Investigations on pulsed laser deposited Li-doped Zno thin films

Abstract

Li-doped ZnO (Zn1−xLixO2, with x= 0.000, 0.005, 0.010 and 0.015) thin films were deposited by pulsed laser deposition (PLD) method and the effect of variation of various parameters like Li-doping percentage, substrate, thickness variation and effect of UV radiation on the resistivity and other properties of thin films was observed. The Zn1−xLixO2 films with different Li content were grown epitaxially on c-axis oriented sapphire -Al2O3 (001) substrate with dominant (002) peak of ZnO hexagonal wurtzite structure. We observed that the resistivity increased on increasing Li content due to decrease in carrier concentration. The next series was made on Quartz substrate and the optical band was observed to be decreasing which is a contradiction to the results observed in case of Sapphire Substrate. Further, for the study of thickness variation, Zn1−xLixO2 (x=0.015) thin films with thickness 50nm, 75nm and 100nm were deposited.
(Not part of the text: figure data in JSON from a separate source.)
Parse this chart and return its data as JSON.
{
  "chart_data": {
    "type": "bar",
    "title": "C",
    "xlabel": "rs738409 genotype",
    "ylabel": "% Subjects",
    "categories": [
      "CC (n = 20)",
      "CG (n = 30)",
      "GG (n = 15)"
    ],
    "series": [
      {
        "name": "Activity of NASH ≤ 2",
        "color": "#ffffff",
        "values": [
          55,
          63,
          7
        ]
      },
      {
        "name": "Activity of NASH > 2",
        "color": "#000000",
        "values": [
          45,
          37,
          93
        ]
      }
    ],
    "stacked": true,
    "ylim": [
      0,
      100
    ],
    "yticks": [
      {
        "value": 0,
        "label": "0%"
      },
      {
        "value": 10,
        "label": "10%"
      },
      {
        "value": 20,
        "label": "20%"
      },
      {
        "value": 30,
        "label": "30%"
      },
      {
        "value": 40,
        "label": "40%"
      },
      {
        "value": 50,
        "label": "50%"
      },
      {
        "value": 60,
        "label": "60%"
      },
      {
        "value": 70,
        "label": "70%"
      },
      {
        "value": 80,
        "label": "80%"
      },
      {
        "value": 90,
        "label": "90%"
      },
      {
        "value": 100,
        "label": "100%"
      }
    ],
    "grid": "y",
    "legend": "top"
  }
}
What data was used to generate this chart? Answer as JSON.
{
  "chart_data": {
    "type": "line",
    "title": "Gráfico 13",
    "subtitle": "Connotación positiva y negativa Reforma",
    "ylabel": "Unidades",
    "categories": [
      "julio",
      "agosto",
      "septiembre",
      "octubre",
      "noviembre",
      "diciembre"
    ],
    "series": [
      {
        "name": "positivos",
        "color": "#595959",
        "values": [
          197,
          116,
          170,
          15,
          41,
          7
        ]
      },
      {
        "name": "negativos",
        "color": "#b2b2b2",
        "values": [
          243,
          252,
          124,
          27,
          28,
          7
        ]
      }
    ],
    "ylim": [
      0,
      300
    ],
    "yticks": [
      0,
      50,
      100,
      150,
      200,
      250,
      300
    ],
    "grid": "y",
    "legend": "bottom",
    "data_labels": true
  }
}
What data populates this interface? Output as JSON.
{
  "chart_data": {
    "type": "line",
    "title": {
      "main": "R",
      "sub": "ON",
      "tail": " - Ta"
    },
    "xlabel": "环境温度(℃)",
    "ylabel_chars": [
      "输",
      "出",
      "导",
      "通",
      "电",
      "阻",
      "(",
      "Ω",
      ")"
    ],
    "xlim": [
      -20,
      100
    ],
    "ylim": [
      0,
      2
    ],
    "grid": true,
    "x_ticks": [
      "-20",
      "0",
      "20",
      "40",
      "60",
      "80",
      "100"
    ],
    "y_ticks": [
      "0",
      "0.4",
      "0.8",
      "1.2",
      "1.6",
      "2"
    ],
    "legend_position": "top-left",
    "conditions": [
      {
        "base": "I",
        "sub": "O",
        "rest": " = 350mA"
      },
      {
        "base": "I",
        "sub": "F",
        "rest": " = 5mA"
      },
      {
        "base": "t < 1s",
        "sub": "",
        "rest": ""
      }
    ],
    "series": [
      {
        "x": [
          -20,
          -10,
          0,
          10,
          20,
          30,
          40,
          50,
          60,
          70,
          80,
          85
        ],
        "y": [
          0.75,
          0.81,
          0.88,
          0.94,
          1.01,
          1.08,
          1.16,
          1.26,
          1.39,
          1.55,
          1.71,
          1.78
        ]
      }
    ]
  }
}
We observed that there is only slight change in the FWHM (Full Width Half Maximum) showing the highly oriented nature despite of different thicknesses. The resistivity gradually increased on increasing the thickness of films due to the increased scatterinf centres for carriers. Since the band gap of ZnO lies in the near UV spectral region, an unusual feature of metal-to-semiconductor transition (MST) was observed in the temperature range of 200-250 K on illuminating UV radiation (λ= 365nm) on undoped and Li-doped ZnO thin films while the same films in dark condition manifested purely semiconductor characteristics throughout the entire range of temperature (300-10K). This unexpected behavior can be explained on the phenomenon of trapping and de-trapping of carriers in the defect band of ZnO.